И тоже была вечно устремлена в себя и бормотала-бормотала что-то, направленное исключительно в никуда.
Ольга Артуровна решительно взяла под руку «фикус»:
— Идите-ка в свою палату.
Если сейчас что-то и нужно было ее отделению — так это, чтобы все пациенты оставались по своим палатам. И наступила тишина.
Черная и белая пешки.
15
Из старого здания психиатрии зав женским острым отделением выходила усталая и измученная. Не столько физически, сколько психологически. Целый день разборки, обсуждения, звонки, взвинченные пациенты, докладные, объяснения, слезы дежурной сестры, которая своими руками отдавала Черновой передачу. Ее, скорее всего, и должны были назначить крайней, независимо от желания Ольги Артуровны.
После стольких истраченных нервов хотелось одного — поскорее доехать до дома, лечь и ни о чем не думать.
Щелк.
Звук раздался неожиданно из темноты парка. А вместе с ним — мгновенная ослепляющая вспышка.

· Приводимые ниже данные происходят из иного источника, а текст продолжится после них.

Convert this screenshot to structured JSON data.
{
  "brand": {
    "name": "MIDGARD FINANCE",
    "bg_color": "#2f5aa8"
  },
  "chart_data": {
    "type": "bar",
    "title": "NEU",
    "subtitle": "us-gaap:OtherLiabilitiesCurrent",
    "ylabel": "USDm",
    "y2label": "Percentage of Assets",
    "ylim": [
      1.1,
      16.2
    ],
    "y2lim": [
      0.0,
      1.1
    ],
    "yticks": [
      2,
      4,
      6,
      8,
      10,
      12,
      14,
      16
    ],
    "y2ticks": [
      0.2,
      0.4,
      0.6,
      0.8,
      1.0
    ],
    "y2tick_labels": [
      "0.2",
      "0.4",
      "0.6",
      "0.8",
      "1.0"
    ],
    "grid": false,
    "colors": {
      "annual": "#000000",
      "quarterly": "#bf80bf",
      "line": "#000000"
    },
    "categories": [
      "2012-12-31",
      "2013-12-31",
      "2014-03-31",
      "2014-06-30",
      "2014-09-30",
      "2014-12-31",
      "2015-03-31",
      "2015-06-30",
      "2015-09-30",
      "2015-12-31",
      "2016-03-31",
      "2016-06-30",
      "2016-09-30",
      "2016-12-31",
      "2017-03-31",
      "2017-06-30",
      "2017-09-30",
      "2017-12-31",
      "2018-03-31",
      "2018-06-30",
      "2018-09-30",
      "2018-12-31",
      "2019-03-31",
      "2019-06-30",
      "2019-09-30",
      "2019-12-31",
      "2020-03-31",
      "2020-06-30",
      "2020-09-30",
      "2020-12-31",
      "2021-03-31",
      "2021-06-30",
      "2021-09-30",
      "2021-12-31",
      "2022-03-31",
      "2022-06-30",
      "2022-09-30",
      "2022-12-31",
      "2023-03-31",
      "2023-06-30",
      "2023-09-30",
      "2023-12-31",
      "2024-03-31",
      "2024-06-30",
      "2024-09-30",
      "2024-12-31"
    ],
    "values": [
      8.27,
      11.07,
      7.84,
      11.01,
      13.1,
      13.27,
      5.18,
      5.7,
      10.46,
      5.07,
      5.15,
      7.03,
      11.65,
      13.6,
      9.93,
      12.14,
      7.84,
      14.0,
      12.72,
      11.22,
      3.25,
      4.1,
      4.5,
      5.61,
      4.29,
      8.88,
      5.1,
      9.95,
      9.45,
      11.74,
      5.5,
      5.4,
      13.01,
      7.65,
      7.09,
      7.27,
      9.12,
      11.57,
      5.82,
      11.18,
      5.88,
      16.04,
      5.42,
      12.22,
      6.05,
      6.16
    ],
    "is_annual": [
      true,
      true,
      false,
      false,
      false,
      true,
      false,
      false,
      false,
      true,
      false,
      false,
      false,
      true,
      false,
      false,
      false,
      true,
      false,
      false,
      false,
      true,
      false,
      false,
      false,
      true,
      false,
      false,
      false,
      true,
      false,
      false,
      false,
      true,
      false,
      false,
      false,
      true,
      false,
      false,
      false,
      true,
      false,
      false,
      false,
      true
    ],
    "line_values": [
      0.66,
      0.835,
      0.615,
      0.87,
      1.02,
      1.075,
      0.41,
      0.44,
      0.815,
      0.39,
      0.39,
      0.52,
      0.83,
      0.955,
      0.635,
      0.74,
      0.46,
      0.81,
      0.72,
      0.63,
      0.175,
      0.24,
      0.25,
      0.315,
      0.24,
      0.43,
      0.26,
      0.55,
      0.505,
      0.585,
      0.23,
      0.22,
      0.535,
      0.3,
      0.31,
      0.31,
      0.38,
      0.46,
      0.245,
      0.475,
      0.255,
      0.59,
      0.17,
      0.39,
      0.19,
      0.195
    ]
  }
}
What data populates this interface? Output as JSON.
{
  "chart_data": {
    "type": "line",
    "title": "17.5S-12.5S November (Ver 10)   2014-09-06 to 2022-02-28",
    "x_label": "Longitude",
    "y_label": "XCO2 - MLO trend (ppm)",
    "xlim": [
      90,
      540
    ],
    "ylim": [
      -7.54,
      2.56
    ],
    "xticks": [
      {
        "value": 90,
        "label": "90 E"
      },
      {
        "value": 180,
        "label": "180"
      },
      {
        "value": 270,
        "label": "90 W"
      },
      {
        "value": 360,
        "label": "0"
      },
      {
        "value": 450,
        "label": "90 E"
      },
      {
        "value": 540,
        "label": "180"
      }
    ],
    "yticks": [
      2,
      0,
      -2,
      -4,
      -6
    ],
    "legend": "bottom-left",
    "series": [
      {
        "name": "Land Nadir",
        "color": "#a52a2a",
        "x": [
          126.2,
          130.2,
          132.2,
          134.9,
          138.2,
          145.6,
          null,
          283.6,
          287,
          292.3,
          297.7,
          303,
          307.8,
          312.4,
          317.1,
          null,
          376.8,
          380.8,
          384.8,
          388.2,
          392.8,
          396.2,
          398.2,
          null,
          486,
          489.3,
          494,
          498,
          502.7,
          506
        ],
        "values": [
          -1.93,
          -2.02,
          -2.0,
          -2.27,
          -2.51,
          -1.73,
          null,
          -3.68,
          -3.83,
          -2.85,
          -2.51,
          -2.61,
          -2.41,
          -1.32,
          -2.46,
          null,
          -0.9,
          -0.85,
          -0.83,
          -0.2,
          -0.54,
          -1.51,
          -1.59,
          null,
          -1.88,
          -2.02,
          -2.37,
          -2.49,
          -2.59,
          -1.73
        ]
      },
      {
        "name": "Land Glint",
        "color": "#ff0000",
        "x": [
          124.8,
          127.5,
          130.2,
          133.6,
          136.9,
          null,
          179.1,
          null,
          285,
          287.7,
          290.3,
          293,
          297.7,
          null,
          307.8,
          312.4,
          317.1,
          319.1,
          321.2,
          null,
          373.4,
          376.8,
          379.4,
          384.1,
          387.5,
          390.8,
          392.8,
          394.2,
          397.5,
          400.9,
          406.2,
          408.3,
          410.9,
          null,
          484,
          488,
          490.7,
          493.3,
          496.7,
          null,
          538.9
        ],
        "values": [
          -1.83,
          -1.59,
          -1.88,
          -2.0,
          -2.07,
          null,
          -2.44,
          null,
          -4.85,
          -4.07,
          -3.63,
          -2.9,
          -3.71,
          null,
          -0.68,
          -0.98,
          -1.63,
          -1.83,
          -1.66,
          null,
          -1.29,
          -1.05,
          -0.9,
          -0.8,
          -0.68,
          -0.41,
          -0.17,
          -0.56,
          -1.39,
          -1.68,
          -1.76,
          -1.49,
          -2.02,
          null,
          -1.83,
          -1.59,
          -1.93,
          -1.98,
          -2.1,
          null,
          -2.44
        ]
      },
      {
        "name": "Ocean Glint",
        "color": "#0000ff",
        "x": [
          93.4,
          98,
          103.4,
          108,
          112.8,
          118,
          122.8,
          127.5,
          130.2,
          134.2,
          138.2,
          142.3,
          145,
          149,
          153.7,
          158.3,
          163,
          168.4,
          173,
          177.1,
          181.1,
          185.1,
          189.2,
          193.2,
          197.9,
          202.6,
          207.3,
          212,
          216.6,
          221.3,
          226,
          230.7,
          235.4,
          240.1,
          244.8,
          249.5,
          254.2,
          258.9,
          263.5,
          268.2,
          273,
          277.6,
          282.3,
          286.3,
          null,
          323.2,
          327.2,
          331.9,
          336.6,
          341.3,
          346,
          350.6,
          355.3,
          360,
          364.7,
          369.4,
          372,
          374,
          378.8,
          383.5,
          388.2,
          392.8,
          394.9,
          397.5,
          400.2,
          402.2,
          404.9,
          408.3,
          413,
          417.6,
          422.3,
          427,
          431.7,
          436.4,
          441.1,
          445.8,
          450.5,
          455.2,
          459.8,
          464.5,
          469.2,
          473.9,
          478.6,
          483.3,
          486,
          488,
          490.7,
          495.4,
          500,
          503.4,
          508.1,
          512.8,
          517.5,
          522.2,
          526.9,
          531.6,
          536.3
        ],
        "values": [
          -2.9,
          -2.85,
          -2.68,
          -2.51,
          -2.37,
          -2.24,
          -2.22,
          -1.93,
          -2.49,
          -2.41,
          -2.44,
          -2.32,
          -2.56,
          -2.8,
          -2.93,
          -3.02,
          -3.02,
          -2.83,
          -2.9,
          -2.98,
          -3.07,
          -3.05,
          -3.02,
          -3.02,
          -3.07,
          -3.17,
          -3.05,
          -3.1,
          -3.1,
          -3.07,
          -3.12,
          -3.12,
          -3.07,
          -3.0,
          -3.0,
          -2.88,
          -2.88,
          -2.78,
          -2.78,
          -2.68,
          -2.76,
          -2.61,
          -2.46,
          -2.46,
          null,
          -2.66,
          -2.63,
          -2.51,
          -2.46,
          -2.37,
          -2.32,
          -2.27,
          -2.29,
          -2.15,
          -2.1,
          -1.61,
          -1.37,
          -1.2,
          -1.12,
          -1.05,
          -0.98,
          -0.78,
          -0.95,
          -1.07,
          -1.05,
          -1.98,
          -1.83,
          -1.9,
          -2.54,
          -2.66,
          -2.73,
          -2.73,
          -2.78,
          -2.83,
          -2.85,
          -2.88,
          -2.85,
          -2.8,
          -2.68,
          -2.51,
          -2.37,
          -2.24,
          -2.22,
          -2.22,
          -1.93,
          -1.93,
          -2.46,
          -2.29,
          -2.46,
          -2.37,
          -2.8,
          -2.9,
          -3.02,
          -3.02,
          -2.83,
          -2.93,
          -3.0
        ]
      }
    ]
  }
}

Ольга Артуровна охнула и замерла на лестнице в неловкой позе — с ногами на разных ступенях. Резкий свет прямо в глаза на какую-то секунду дезориентировал ее. Сердце замерло, дыхание перехватило. На долю секунды парализовал испуг. И только потом она поняла, что это была всего лишь вспышка фотоаппарата. И услышала добродушный смех, который показался смутно знакомым. Будто она слышала его буквально на днях.
— О-ольга Артуровна, — к смеху добавился укоризненный голос, — что ж вы так пугаетесь-то?
Женщина сморгнула, чтобы вернуть взгляду привычную ясность и избавиться от бликующего, слепящего белого пятна перед глазами.
— Вы обо мне забыли, — строго заметил лысый мужчина в очках и покачал головой.
Он, в отличие от Ольги Артуровны, выглядел цветуще. Одет был щегольски, по-вечернему, голубые глаза искрились смехом, мясистые губы весело улыбались.
А она все никак не могла оправиться от испуга. И назначенная встреча у нее абсолютно выветрилась из головы.
— Ой, я правда забыла, — Ольга прижала руку к груди, — простите, бога ради.
— Ну что вы, Ольга, — бархатисто рассмеялся нелепый ухажер, — какие могут быть извинения, ведь мы с вами почти женаты, — и галантно протянул руку, помогая женщине сойти с лестницы.